There is, however, not much room for argument about whether it is a bad thing when heads of government demand to be worshipped like Gods or when a political philosophy starts to behave like a religion.
Two political philosophies which have been particularly prone to acting like the worst forms of religion, including starting wars and persecuting people with different belief systems, are Communism and Nationalism.
An argument which I regularly have with atheist friends is whether killing or persecuting people for holding a different belief about God is a problem specific to religion.
The atheist side usually start the argument by saying that only religious believers kill in the name of religion: I always respond by pointing to atheist regimes like those of the Soviet Union, People's Republic of China, Kampuchea, and North Korea which have attempted to eliminate or restrict religious belief, persecuting millions of people and murdering large numbers in the process.
The atheists usually come back by pointing out that these are all Marxist, Communist or extreme left-wing regimes, and all other regimes which have repressed religion are totalitarian, and therefore that the problem is with totalitarian regimes in general and many Communist ones in particular rather than atheism. I respond that we can agree that totalitarianism is the problem, and it's only the religious totalitarians who kill in the name of religion.
Whichever stance you take on that particular argument, I quote it because I think it makes the point perfectly that political philosophies which come to act like religions are very bad news.
A couple of days ago I saw a tweet from Richard Dawkins with a link to an Iraqi "Islamic Scientist" supposedly a researcher in astronomy, who, in a TV debate with a real scientist was arguing that the earth is flat because the Holy Quran says so. (There are also Muslims who would strongly dispute that interpretation of the relevant passages, by the way.)
I thought "come on, he has to be being ironic" so I watched it. Nope: he was serious. Here is the clip.
This is ppossibly the most extreme refusal to admit the obvious since the moment during the Gulf War when the Iraqi information minister nicknamed "Comical Ali" was giving a press conference saying
"there are no American Tanks in Baghdad"
and the cameras all swung round a few degrees, zoomed out to long range and focussed on where, actually in sight from the location of the press conference, was the unmistakable shape of an M1 Abrams main battle tank moving insouciantly up the highway and effortlessly blowing up anything in its' vicinity that might contain Iraqi soldiers who had not yet surrendered.

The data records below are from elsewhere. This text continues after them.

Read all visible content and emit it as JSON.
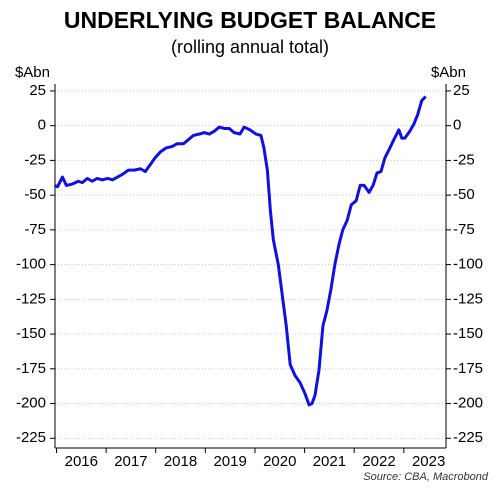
{
  "chart_data": {
    "type": "line",
    "title": "UNDERLYING BUDGET BALANCE",
    "subtitle": "(rolling annual total)",
    "y_label": "$Abn",
    "y2_label": "$Abn",
    "source": "Source: CBA, Macrobond",
    "xlim": [
      2015.97,
      2023.85
    ],
    "xticks": [
      {
        "value": 2016.5,
        "label": "2016"
      },
      {
        "value": 2017.5,
        "label": "2017"
      },
      {
        "value": 2018.5,
        "label": "2018"
      },
      {
        "value": 2019.5,
        "label": "2019"
      },
      {
        "value": 2020.5,
        "label": "2020"
      },
      {
        "value": 2021.5,
        "label": "2021"
      },
      {
        "value": 2022.5,
        "label": "2022"
      },
      {
        "value": 2023.5,
        "label": "2023"
      }
    ],
    "xminorticks": [
      2016,
      2017,
      2018,
      2019,
      2020,
      2021,
      2022,
      2023
    ],
    "ylim": [
      -232,
      30
    ],
    "yticks": [
      25,
      0,
      -25,
      -50,
      -75,
      -100,
      -125,
      -150,
      -175,
      -200,
      -225
    ],
    "y2lim": [
      -232,
      30
    ],
    "y2ticks": [
      25,
      0,
      -25,
      -50,
      -75,
      -100,
      -125,
      -150,
      -175,
      -200,
      -225
    ],
    "grid": true,
    "x": [
      2015.96,
      2016.02,
      2016.12,
      2016.2,
      2016.32,
      2016.44,
      2016.52,
      2016.62,
      2016.72,
      2016.82,
      2016.92,
      2017.03,
      2017.13,
      2017.23,
      2017.33,
      2017.45,
      2017.57,
      2017.69,
      2017.79,
      2017.89,
      2017.99,
      2018.09,
      2018.21,
      2018.33,
      2018.43,
      2018.56,
      2018.66,
      2018.76,
      2018.88,
      2018.98,
      2019.08,
      2019.18,
      2019.28,
      2019.38,
      2019.48,
      2019.58,
      2019.7,
      2019.78,
      2019.9,
      2020.02,
      2020.12,
      2020.18,
      2020.25,
      2020.31,
      2020.37,
      2020.47,
      2020.55,
      2020.63,
      2020.71,
      2020.81,
      2020.91,
      2021.01,
      2021.09,
      2021.15,
      2021.21,
      2021.29,
      2021.37,
      2021.45,
      2021.53,
      2021.61,
      2021.69,
      2021.77,
      2021.86,
      2021.94,
      2022.04,
      2022.12,
      2022.2,
      2022.3,
      2022.38,
      2022.46,
      2022.54,
      2022.62,
      2022.72,
      2022.8,
      2022.9,
      2022.96,
      2023.02,
      2023.12,
      2023.2,
      2023.28,
      2023.36,
      2023.44
    ],
    "series": [
      {
        "name": "Underlying budget balance",
        "color": "#1010e0",
        "values": [
          -43,
          -44,
          -37,
          -43,
          -42,
          -40,
          -41,
          -38,
          -40,
          -38,
          -39,
          -38,
          -39,
          -37,
          -35,
          -32,
          -32,
          -31,
          -33,
          -28,
          -23,
          -19,
          -16,
          -15,
          -13,
          -13,
          -10,
          -7,
          -6,
          -5,
          -6,
          -4,
          -1,
          -2,
          -2,
          -5,
          -6,
          -1,
          -3,
          -6,
          -7,
          -16,
          -32,
          -61,
          -82,
          -100,
          -122,
          -144,
          -172,
          -180,
          -185,
          -193,
          -201,
          -200,
          -194,
          -176,
          -144,
          -133,
          -118,
          -100,
          -86,
          -75,
          -68,
          -57,
          -54,
          -43,
          -43,
          -48,
          -43,
          -34,
          -33,
          -23,
          -16,
          -10,
          -3,
          -9,
          -9,
          -4,
          1,
          8,
          18,
          21
        ]
      }
    ]
  }
}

It is only fair to point out that this kind of religious flight from reason into dogma is the complete antithesis of the attitude of many religious believers including Muslims - during the Islamic golden age (from about 800AD to 1300AD) Muslim scholars were as advanced as any in the then world - and many if not most of the great advances which led to modern science were made by scientists who were themselves religious believers, something which is still true today.
Nor does it apply to everyone on any given point of the political spectrum.
But my point is that it is not just Muslims and religious believers, or rather a subset of those groups, who close their minds to the truth like the chap in the clip above. Sometimes those with strong political convictions do. And for evidence I refer you to a book and an article which came out in the few days by two prominent journalists both of whom were raised by Communist parents.
The point that certain political philosophies which act like churches can be amazingly good at persuading people to close their minds to reality is a powerful one, and the recent book David Aaronovitch "Party Animals: my family and other communists" gives a very clear picture of how this can work.
“The Party was a church,” he writes. “Its strength was that it was about belief and faith as much as about intellect.”
There is an excellent review of this book by Martin Kettle (who like David was raised in a family of communists) in the Guardian this week which you can read here called
"How did my communist family get it so wrong? Because politics was their religion""Communism didn’t work. And most people who lived under it hated it," he writes,
but Communists, many of them intelligent and decent people,
"couldn’t in the end face the reality that something that had given their lives such meaning had turned out so badly. They put loyalty before sense and reason in their politics and in their lives. They lived with their lies as best they could."
More to the point, Martin Kettle looks at the British left in 2016 and the Labour party under Jeremy Corbyn and argues that the same thing may be happening again today. His article concludes:
"This left of today looks to me suspiciously as if it is developing into another church. This left too is marked by a reluctance to ask necessary but difficult questions about its plans for the world beyond the church walls. This left too seems happiest as a fellowship of true believers, squabbling among itself, dismissive of all those who remain sceptics or whose beliefs the elders find unacceptable. Just as the communists knew things deep down that they should have faced up to, so too does this left."
"There is nothing inherently wrong with having a politics that is essentially a religion, providing that you recognise it for what it is, something personal between you and your friends. But I’ve been there and done that. If politics is an act of faith – rather than a programme and a willingness to change and adapt to new times – it will fail, as communism did. That’s fine for those for whom belief in socialist principles matters more than anything else, just as it was for the communists. But it won’t work. And in the end people will hate it too."